Showing there's no closed-form: $\sum_{n=0}^\infty(-1)^n\frac{\cos^2({3^nx})}{3^n}$

Question

Problem_

Compute $$\sum_{n=0}^\infty(-1)^n\frac{\cos^2({3^nx})}{3^n}$$

The problem is pretty simple, but it was hard for me to segregate into the partial fractions(I wanted to make a form of telescoping).

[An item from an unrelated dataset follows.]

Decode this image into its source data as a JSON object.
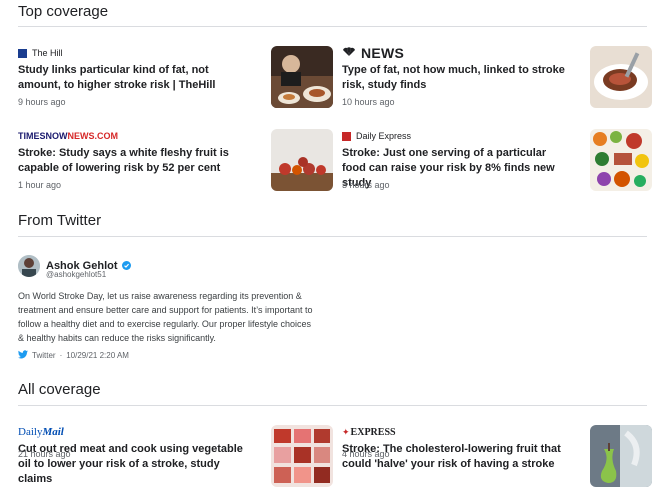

Hmmmm... My attempts were: $$\sum_{n\ge0}(-1)^n\frac{\cos^2({3^nx})}{3^n}=\sum_{n\ge0}(-1)^n\frac{1+\cos(2\cdot3^nx)}{2\cdot3^n}={1\over2}\sum_{n\ge0}\left(-{1\over3}\right)^n+\Re \sum_{n\ge0}\frac{(-1)^ne^{i\cdot2\cdot3^nx}}{2\cdot3^n}$$

From here, could you please suggest me the idea in order to continue the calculation? I still cannot solve the series $$\sum_{n\ge0}\frac{(-1)^ne^{i\cdot2\cdot3^nx}}{2\cdot3^n}$$ because there is another exponents in the exponents of the natural constant $e$. I'm also pleasure to have a hint in a different perspective. Thanks for your interest.

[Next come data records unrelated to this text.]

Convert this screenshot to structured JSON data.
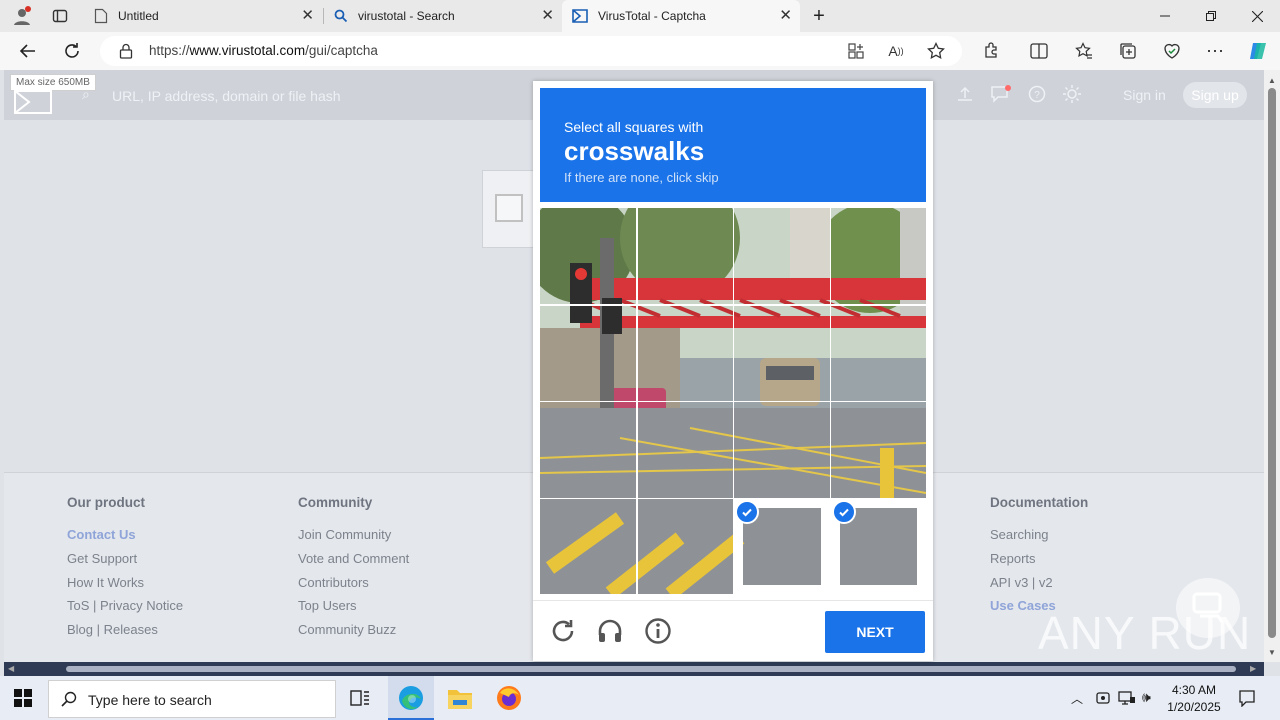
{
  "browser": {
    "tabs": [
      {
        "title": "Untitled",
        "icon": "page-icon"
      },
      {
        "title": "virustotal - Search",
        "icon": "search-icon"
      },
      {
        "title": "VirusTotal - Captcha",
        "icon": "virustotal-icon"
      }
    ],
    "url_prefix": "https://",
    "url_host": "www.virustotal.com",
    "url_path": "/gui/captcha"
  },
  "virustotal": {
    "max_size": "Max size 650MB",
    "search_placeholder": "URL, IP address, domain or file hash",
    "sign_in": "Sign in",
    "sign_up": "Sign up",
    "footer": {
      "columns": [
        {
          "heading": "Our product",
          "links": [
            "Contact Us",
            "Get Support",
            "How It Works",
            "ToS | Privacy Notice",
            "Blog | Releases"
          ]
        },
        {
          "heading": "Community",
          "links": [
            "Join Community",
            "Vote and Comment",
            "Contributors",
            "Top Users",
            "Community Buzz"
          ]
        },
        {
          "heading": "Documentation",
          "links": [
            "Searching",
            "Reports",
            "API v3 | v2",
            "Use Cases"
          ]
        }
      ]
    }
  },
  "captcha": {
    "instruction": "Select all squares with",
    "target": "crosswalks",
    "hint": "If there are none, click skip",
    "selected_tiles": [
      14,
      15
    ],
    "next_label": "NEXT"
  },
  "taskbar": {
    "search_placeholder": "Type here to search",
    "time": "4:30 AM",
    "date": "1/20/2025"
  },
  "watermark": "ANY RUN",
  "colors": {
    "accent": "#1a73e8",
    "vt_blue_link": "#3a6fe0"
  }
}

[EDIT_1] I surely think that there must be some typo on the given series - for example, mistyping $\pi$ as $x$ as SangchulLee and DougM mentioned through the comments, or the location of $n$(such as $3nx\rightarrow3^nx$). But I suddenly wanted to deeply focus on this series, and I just started to doubtful about the existence of closed-form of it. Furthermore, just for the curious of math, if there's no closed-form, I want to prove that.

[EDIT_2] It's also welcome to suggest another possible typo. I'm still waiting the various opinions, suggestions, ideas, and creative solutions of the series. Besides, I'm also wondering whether there is a typical method to prove that the given series has no closed-form.

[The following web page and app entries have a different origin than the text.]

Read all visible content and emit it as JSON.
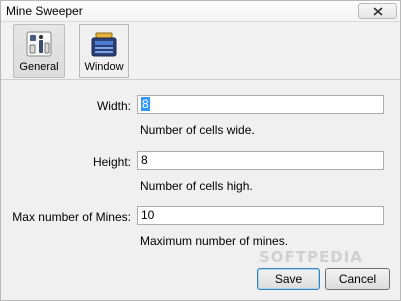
{
  "window": {
    "title": "Mine Sweeper",
    "close_icon": "close-x-icon"
  },
  "toolbar": {
    "items": [
      {
        "label": "General",
        "icon": "settings-switches-icon",
        "selected": true
      },
      {
        "label": "Window",
        "icon": "window-icon",
        "selected": false
      }
    ]
  },
  "form": {
    "width": {
      "label": "Width:",
      "value": "8",
      "hint": "Number of cells wide."
    },
    "height": {
      "label": "Height:",
      "value": "8",
      "hint": "Number of cells high."
    },
    "mines": {
      "label": "Max number of Mines:",
      "value": "10",
      "hint": "Maximum number of mines."
    }
  },
  "buttons": {
    "save": "Save",
    "cancel": "Cancel"
  },
  "watermark": "SOFTPEDIA"
}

[EDIT_3] Can we evaluate the series with exponents in the denominator?

I recommend to skim what I've discussed so far. You don't have to reply all the questions. Thanks for your interest one more time.

Answer 1

Comment extended to a "not an answer" answer per request.

There is another possible form of typo $$\sum_{n=0}^\infty (-1)^n \frac{\cos^{\color{red}{3}}(3^n x)}{3^n}$$ which sums to a closed form.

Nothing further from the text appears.